A 63-year-old male patient with a history of active smoking (40 packs/year), chronic arterial hypertension and type 2 diabetes mellitus treated with oral hypoglycemic agents, coronary heart disease and chronic arterial disease of the lower limbs.
complained of multiple episodes of asthenia, adynamia, weight loss, hyperpigmentation of skin and mucous membranes, episodes of lipothymia and symptomatic hypoglycemia despite reduction of urgent hypoglycemic therapy
It was diagnosed with ACTH and confirmed with a hormonal study described in Table 1, highlighting the high value of plasmatic ACTH, absence of plasma cortisol response to ACTH stimulation and high levels of plasma cortisol activity.
Treatment was initiated with hydroisoone 30 mg/d and fludrois acetate 0.1 mg/d.
1.
One month after the beginning of the treatment, the patient presented diffuse abdominal pain, nausea, vomiting and vomiting, and was admitted to the emergency service under regular general conditions, hypotensive, tachycardic, with signs of normal abdominal irritation.
Among the admission tests, hyponatremia, hyperkalemia, absence of leukocytosis and acute renal failure stood out, interpreting the picture as addisonian crisis without being able to identify a triggering factor.

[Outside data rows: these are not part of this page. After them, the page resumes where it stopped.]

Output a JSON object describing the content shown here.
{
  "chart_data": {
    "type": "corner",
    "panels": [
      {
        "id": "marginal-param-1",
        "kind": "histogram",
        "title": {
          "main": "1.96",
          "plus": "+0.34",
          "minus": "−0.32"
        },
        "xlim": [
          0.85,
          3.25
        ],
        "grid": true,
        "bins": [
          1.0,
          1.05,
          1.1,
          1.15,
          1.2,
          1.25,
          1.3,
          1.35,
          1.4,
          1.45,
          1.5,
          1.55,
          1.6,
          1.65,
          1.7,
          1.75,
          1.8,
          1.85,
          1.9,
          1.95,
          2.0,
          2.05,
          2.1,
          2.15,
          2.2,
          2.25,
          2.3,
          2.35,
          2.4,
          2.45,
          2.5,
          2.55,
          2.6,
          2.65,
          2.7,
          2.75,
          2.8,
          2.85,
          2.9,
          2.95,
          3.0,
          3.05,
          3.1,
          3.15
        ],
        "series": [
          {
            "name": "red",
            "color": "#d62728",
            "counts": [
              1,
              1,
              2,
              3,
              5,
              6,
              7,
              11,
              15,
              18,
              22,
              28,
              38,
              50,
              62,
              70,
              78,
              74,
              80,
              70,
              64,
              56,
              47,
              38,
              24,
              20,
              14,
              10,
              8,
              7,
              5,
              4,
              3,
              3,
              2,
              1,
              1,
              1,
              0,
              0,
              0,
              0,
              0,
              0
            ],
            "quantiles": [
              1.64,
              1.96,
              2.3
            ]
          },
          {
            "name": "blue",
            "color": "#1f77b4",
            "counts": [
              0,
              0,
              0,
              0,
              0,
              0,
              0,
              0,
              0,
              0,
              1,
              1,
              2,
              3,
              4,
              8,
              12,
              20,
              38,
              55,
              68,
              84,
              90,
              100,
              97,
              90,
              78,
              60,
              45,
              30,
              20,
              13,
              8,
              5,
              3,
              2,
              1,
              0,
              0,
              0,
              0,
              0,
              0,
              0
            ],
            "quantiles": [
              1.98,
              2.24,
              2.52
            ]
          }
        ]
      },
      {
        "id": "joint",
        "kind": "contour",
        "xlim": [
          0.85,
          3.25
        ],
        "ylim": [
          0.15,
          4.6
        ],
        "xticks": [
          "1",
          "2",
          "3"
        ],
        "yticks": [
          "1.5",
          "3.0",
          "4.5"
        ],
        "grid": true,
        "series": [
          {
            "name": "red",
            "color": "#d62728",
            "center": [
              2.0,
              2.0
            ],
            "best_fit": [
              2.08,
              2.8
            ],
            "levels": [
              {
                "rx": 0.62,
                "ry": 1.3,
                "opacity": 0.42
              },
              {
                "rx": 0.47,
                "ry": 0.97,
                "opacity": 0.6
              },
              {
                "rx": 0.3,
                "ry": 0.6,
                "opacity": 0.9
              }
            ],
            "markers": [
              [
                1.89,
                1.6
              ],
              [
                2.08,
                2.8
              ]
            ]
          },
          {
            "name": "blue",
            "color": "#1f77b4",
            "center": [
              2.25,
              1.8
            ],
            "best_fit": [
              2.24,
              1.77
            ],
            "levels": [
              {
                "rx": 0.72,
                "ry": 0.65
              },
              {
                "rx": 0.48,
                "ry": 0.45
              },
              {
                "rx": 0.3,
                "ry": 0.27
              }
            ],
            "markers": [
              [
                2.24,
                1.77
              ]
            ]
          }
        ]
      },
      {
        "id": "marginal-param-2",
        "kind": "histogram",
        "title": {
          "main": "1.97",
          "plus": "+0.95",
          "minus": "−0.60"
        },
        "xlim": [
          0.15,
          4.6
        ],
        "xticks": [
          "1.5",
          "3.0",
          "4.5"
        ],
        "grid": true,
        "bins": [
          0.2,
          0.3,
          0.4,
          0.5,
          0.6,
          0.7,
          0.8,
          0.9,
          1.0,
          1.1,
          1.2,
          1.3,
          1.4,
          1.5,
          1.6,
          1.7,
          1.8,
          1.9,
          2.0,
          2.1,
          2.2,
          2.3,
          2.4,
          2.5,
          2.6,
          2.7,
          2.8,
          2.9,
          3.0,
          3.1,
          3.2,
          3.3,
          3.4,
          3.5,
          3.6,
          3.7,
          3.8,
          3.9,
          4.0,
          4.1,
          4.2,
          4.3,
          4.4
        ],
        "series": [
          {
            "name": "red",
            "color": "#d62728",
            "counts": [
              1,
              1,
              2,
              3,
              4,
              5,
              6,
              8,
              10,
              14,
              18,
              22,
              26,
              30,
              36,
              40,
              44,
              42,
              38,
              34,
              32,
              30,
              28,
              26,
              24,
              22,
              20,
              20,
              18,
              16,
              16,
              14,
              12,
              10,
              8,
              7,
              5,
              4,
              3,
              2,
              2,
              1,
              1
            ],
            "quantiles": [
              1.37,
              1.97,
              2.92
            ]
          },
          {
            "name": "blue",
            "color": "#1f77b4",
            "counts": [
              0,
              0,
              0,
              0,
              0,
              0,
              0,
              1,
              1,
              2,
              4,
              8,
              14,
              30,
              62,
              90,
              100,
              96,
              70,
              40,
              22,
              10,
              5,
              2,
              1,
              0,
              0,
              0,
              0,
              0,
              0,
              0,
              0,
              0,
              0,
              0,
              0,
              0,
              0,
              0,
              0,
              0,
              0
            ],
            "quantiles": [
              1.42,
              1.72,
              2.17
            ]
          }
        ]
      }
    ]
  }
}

Hydatidiformis was managed with iv.v. correction of extracellular volume with good response.
Given the history of chronic smoking and the search for tuberculosis as the etiology of PSI, a chest X-ray showed opacity in the right upper pulmonary lobe, anergic PPD and negative HIV serology.
Computed tomography (CT) of the chest and abdomen revealed a solid expansive lesion in the right lung of 24 x 41 mm, with contours and spiculated, with thick bilateral areas of adenofields and left adrenal nodules (24 mm, calcified).
Fiberoptic bronchoscopy showed partial occlusion of the right upper segmental bronchus by mucosal tumor, with bacilloscopy (-).
Cytology and transbronchial biopsy showed foci of poorly differentiated adenocarcinoma.
1.
In the study of neoplasia, 18 F-FDG PET/CT was performed, which showed a hypermetabolic pulmonary nodule in the right upper lobe compatible with ipsilateral hymenopae and pulmonary nodules, bilateral adrenal uptake value > 10,
With these backgrounds the diagnosis of lung cancer T2N2M1, stage IV and ISP due to bilateral adrenal metastasis and treated addisonian crisis is made.
She was admitted to palliative care and died one year after diagnosis.